III.  Post-publication Additions to Proposal

   Our post-publication review of the proposal resulted in further modification of the rule.

   A.  Deletion of Paragraph (b). Paragraph (b) addressed when a sentence is deemed to ''commence,'' and required the judge to state a ''date of commitment.'' Paragraph (b) also required the clerk of courts to calculate the amount of credit that the defendant is due on a sentence, ''as provided by law.''

   The Committee reexamined this paragraph in view of the realities of sentencing proceedings. Despite the Sentencing Code's requirement that information must be made available to judges on all outstanding charges and sentences in any court, 42 Pa.C.S. § 9737, judges and clerks of court often lack information about a defendant's total sentencing picture at the time of sentencing. Without knowledge of (1) the sentences currently being served; (2) the sentences which have been imposed but have not yet begun to run; and (3) any parole or probation detainers which may come into play, a judge simply cannot make an informed decision about what length of sentence to impose.
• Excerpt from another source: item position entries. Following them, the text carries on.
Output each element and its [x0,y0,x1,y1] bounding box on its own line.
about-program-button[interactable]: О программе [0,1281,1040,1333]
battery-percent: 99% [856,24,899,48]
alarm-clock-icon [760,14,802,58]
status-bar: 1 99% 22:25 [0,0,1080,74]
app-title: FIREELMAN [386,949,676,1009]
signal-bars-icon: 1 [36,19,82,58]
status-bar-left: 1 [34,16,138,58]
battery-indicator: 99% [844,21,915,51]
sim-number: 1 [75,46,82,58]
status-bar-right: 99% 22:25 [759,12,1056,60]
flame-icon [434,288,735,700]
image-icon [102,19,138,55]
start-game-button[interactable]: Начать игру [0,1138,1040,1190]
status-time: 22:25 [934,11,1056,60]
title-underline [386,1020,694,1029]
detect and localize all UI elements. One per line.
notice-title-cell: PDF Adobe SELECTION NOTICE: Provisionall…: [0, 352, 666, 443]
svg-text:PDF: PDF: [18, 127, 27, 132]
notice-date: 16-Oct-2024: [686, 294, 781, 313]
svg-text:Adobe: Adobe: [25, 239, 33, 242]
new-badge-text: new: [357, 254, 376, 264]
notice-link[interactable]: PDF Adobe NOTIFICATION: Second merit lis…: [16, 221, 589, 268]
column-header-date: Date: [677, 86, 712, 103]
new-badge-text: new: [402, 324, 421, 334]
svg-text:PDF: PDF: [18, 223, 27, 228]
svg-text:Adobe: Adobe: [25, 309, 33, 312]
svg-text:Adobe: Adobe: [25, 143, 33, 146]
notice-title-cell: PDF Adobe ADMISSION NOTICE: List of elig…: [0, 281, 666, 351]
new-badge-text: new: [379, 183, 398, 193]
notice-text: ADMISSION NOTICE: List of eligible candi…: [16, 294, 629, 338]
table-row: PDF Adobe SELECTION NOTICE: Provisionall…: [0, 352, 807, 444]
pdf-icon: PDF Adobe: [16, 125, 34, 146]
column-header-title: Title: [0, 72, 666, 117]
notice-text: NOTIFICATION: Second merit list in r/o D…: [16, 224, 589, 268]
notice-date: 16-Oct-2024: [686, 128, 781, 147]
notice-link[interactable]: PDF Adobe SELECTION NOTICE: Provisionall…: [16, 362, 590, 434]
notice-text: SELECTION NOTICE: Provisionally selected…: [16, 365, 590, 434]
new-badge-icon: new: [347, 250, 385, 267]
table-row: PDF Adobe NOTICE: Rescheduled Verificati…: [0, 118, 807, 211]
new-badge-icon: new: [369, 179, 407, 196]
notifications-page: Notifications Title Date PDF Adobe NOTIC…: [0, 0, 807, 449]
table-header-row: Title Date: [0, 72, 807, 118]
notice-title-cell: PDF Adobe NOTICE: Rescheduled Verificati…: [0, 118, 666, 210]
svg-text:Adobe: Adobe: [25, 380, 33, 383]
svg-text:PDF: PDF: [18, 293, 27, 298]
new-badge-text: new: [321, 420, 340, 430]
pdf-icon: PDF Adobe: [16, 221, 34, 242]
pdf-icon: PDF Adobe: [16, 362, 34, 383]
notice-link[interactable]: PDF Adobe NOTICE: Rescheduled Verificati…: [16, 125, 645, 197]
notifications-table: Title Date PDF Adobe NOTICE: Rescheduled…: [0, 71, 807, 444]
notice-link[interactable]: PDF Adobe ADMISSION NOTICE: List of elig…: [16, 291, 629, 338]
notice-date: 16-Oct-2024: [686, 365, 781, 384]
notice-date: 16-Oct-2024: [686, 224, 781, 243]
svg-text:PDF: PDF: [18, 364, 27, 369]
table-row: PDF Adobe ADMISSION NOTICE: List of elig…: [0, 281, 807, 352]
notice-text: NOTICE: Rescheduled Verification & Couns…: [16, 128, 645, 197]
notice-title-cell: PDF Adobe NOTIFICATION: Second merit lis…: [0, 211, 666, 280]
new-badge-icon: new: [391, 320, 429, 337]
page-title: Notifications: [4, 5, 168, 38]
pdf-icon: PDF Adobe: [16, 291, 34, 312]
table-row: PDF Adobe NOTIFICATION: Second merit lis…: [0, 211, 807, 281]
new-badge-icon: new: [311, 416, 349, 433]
For the same reason, the judge is incapable of specifying an accurate ''date of commitment,'' and the clerk of courts cannot calculate credit for time served, as paragraph (b) required.

   In keeping with the rationale behind the other proposed changes to Rule 1406, the Committee agreed that the computation of sentences and credit for time served are substantive issues which should not be solved by rule. See 42 Pa.C.S. §§ 9760, 9761. This view, in conjunction with our recognition that sentencing computations continue to be highly problematic, led us to reevaluate the efficacy of Rule 1406(b) and to conclude that it should be deleted altogether. As a corollary to this change, we also deleted the references to computation and service in the rule's title.

   B.  Clarifying Change to Paragraph (a). Paragraph (a) addressed, in part, the circumstance in which ''a sentence is imposed on a defendant who is incarcerated for another offense. . . . '' Because a defendant can be incarcerated on charges without being sentenced, the paragraph has been clarified by substituting the word sentenced for the broader term incarcerated.

[Pa.B. Doc. No. 96-2002. Filed for public inspection November 22, 1996, 9:00 a.m.]